Аннотация: В статье профессора ОЦАД, доктора теологии епископа Серафима (Амельченкова) рассматриваются созданные равноап. Николаем миссионерские переводы — сокровище, оставленное им для Японии. Миссионерская переводческая деятельность требовала от Святителя реше­ния сложной задачи — синтеза разнородных по сути своей библейско-христианской и на­ционально-японской традиций. Особенностью перевода на японский язык является его двусоставность: японский разговорный язык и фактически китайский письменный. Этим языком для архипастыря стал японский литературный язык — бунго. Благодаря исполь­зованию бунго свт. Николаю удалось удержать высокую планку языка перевода и избе­жать какого-либо просторечия и вульгаризмов в языке богослужения. Ещё одной зада­чей явился выбор лексики, необходимой для точного выражения богословских понятий. Был выработан на японском языке особый православно-богословский словарь. На япон­ский язык был полностью переведён Новый Завет и большинство богослужебных книг.

***

В миссионерской деятельности перевод Священного Писания и богослужения на язык обращаемого народа является одной из наиболее важных сторон. Это способствует органичному усвоению начал новой веры. Миссионерский перевод не толь­ко доносит смысл вероучения, но также помогает и самому миссионе­ру влиться в новую для него языковую среду, прочувствовать и понять особенности мировоззрения, мировосприятия другого народа. Так, сре­ди выдающихся переводчиков, чья деятельность была связана с рус­скими духовными миссиями за рубежом, особое место занимает свя­той равноапостольный Николай (Касаткин), архиепископ Японский.

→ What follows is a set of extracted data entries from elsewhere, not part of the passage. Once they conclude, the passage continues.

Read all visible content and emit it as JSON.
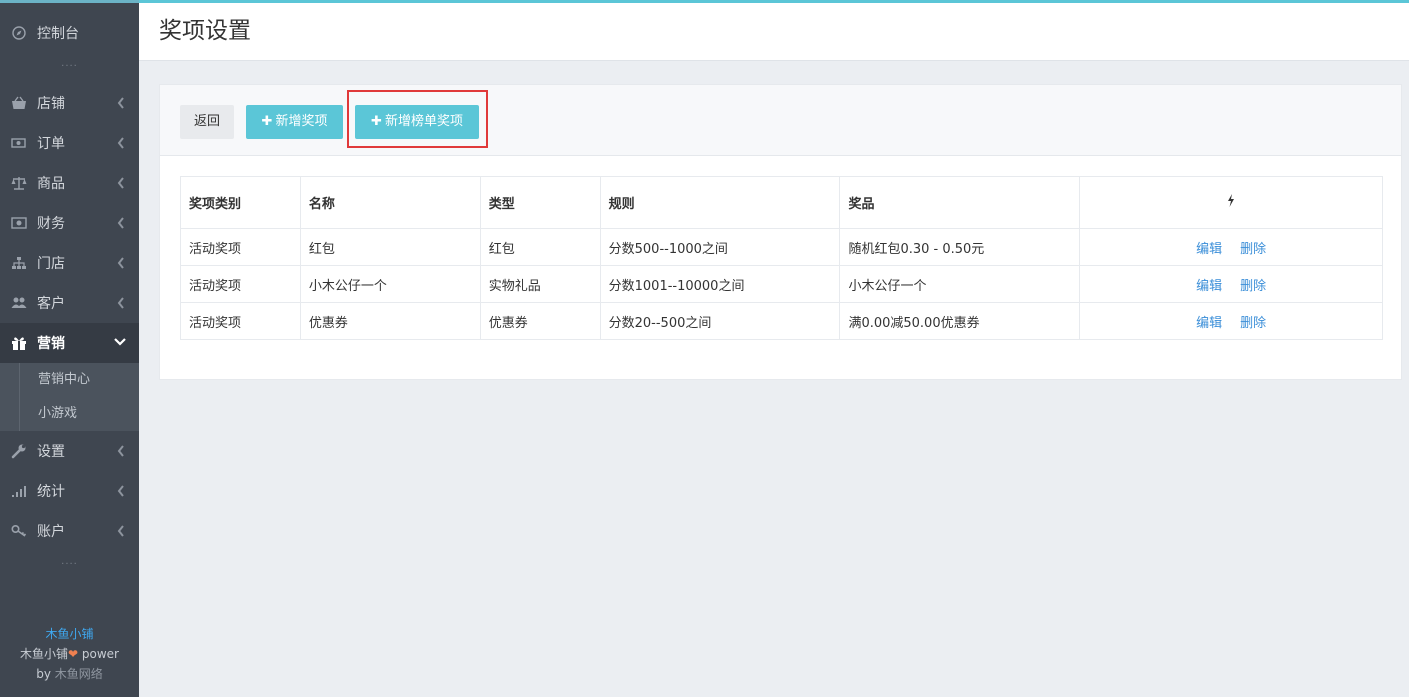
{
  "sidebar": {
    "items": [
      {
        "label": "控制台",
        "icon": "dashboard-icon"
      },
      {
        "label": "店铺",
        "icon": "basket-icon"
      },
      {
        "label": "订单",
        "icon": "order-icon"
      },
      {
        "label": "商品",
        "icon": "scale-icon"
      },
      {
        "label": "财务",
        "icon": "money-icon"
      },
      {
        "label": "门店",
        "icon": "sitemap-icon"
      },
      {
        "label": "客户",
        "icon": "users-icon"
      },
      {
        "label": "营销",
        "icon": "gift-icon",
        "active": true
      },
      {
        "label": "设置",
        "icon": "wrench-icon"
      },
      {
        "label": "统计",
        "icon": "signal-icon"
      },
      {
        "label": "账户",
        "icon": "key-icon"
      }
    ],
    "submenu": [
      "营销中心",
      "小游戏"
    ],
    "dots": "....",
    "footer": {
      "brand": "木鱼小铺",
      "line2_prefix": "木鱼小铺",
      "line2_suffix": " power",
      "line3_prefix": "by ",
      "line3_name": "木鱼网络"
    }
  },
  "header": {
    "title": "奖项设置"
  },
  "toolbar": {
    "back_label": "返回",
    "add_label": "新增奖项",
    "add_rank_label": "新增榜单奖项",
    "plus": "✚"
  },
  "table": {
    "headers": [
      "奖项类别",
      "名称",
      "类型",
      "规则",
      "奖品"
    ],
    "rows": [
      {
        "category": "活动奖项",
        "name": "红包",
        "type": "红包",
        "rule": "分数500--1000之间",
        "prize": "随机红包0.30 - 0.50元"
      },
      {
        "category": "活动奖项",
        "name": "小木公仔一个",
        "type": "实物礼品",
        "rule": "分数1001--10000之间",
        "prize": "小木公仔一个"
      },
      {
        "category": "活动奖项",
        "name": "优惠券",
        "type": "优惠券",
        "rule": "分数20--500之间",
        "prize": "满0.00减50.00优惠券"
      }
    ],
    "edit_label": "编辑",
    "delete_label": "删除"
  },
  "colors": {
    "accent": "#5bc6d7",
    "sidebar": "#3f4650",
    "highlight": "#e0393a",
    "link": "#3a8ed8"
  }
}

Перевод на японский язык Священного Писания, богослужений, православной литературы святитель считал главным делом своей жиз­ни. Его соратник востоковед Дмитрий Матвеевич Позднеев сообщает:

«В настоящее время вообще работа миссии, в какой бы то ни было стране, не может ограничиваться одною устною проповедью. Време­на Франциска Ксаверия, бегавшего по улицам с колокольчиком и со­зывавшего таким путем слушателей, прошли. В Японии же, при люб­ви населения к чтению и при развитии уважения к печатному слову, верующим и оглашаемым прежде всего нужно давать книгу, напи­санную на их родном языке, непременно хорошим слогом и тща­тельно, красиво и дешево изданную. Особенное значение у нас име­ют книги, выясняющие вероисповедные разности с католичеством и протестантством. “Мне, [говорил преосвященный Николай,] мно­го раз приходилось быть очевидцем того, как наши христиане, воо­руженные знаниями, почерпнутыми из миссийских изданий, вели собеседования со своими соотечественниками католиками и про­тестантами и оставались победителями. Печатное слово должно быть душою миссии”»[1].

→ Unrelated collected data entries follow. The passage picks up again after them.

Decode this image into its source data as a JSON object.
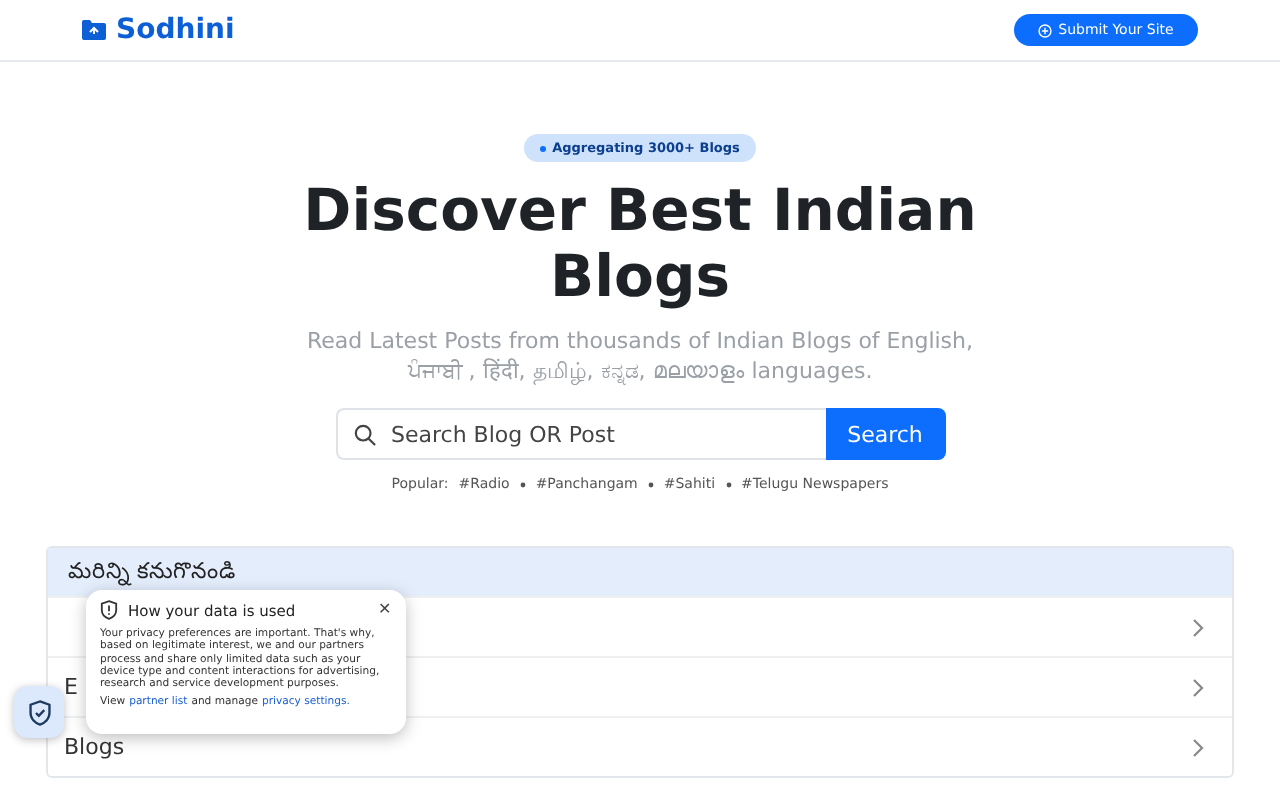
{
  "header": {
    "brand": "Sodhini",
    "submit_button": "Submit Your Site"
  },
  "hero": {
    "badge": "Aggregating 3000+ Blogs",
    "title": "Discover Best Indian Blogs",
    "subtitle_line_1": "Read Latest Posts from thousands of Indian Blogs of English,",
    "subtitle_line_2": "ਪੰਜਾਬੀ , हिंदी, தமிழ், ಕನ್ನಡ, മലയാളം languages."
  },
  "search": {
    "placeholder": "Search Blog OR Post",
    "button": "Search"
  },
  "popular": {
    "label": "Popular:",
    "tags": [
      "#Radio",
      "#Panchangam",
      "#Sahiti",
      "#Telugu Newspapers"
    ]
  },
  "discover": {
    "title": "మరిన్ని కనుగొనండి",
    "rows": [
      {},
      {
        "label": "E"
      },
      {
        "label": "Blogs"
      }
    ]
  },
  "privacy_popup": {
    "title": "How your data is used",
    "close": "✕",
    "body": "Your privacy preferences are important. That's why, based on legitimate interest, we and our partners process and share only limited data such as your device type and content interactions for advertising, research and service development purposes.",
    "footer_prefix": "View",
    "partner_link": "partner list",
    "footer_middle": "and manage",
    "settings_link": "privacy settings."
  }
}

В своём прошении Святейшему Синоду от 18 декабря 1878 г. об «обе­спечении учреждения Миссии» архим. Николай привёл программу пе­реводческой деятельности:

«По Священному Писанию хоть что-нибудь для пользования есть; по части же богослужения ровно почти ничего нет, переведено толь­ко самое необходимое для отправления всенощной, литургии и со­вершения таинств. Оставаться далее при этом нет никакой возмож­ности, иначе в церкви явится протестантский произвол и неурядица.

Словом, перевод богослужения — дело существеннейшей, не терпя­щей малейшего отлагательства, необходимости. Для катехизатор­ской школы нужны дальнейшие учебники, для священников и кате­хизаторов — преимущественно религиозно-научные книги, для всех вообще христиан — книги религиозного содержания для чтения»[2].

Разработку конкретного плана работ он предложил возложить на начальника миссии, т. е. на себя[3].

Изучению культуры Японии и языку народа, её населяющего, свт. Николай отдал около пятидесяти лет своей жизни. Результатом его пе­реводческой деятельности стало создание православной общины япон­ских христиан в более чем 200 приходах с паствой, насчитывающей 34 тысячи прихожан. При нём в Японии было построено 182 храма, вклю­чая 8 соборов, открыта духовная семинария, катехизаторское училище, школы, иконописная мастерская. Осуществлялось издание 4 журналов: журнал «Вестник православия», женский журнал «Духовная красота», журнал «Основы православия», в котором печатались жития и пропо­веди святых, научно-философский журнал «Духовное море». С целью ознакомления японского народа с русской литературой было создано Общество переводчиков-японцев. Святитель Николай не только сам очень любил читать, но и знакомил свою паству с русской литературой. Ибо знание русской литературы, как справедливо считал святитель, не­обходимо для понимания культуры России, для изучения её. Благодаря трудам переводчиков из Общества переводчиков японскому народу открылся мир русской литературы XIX века — Пушкин, Достоевский, Тургенев и другие выдающиеся писатели и поэты[4]. Святитель говорил:

«Пусть переводят и читают <...> Узнав русскую литературу, узнав Пушкина, Гоголя, Лермонтова, графов Толстых, нельзя не полю­бить России»[5].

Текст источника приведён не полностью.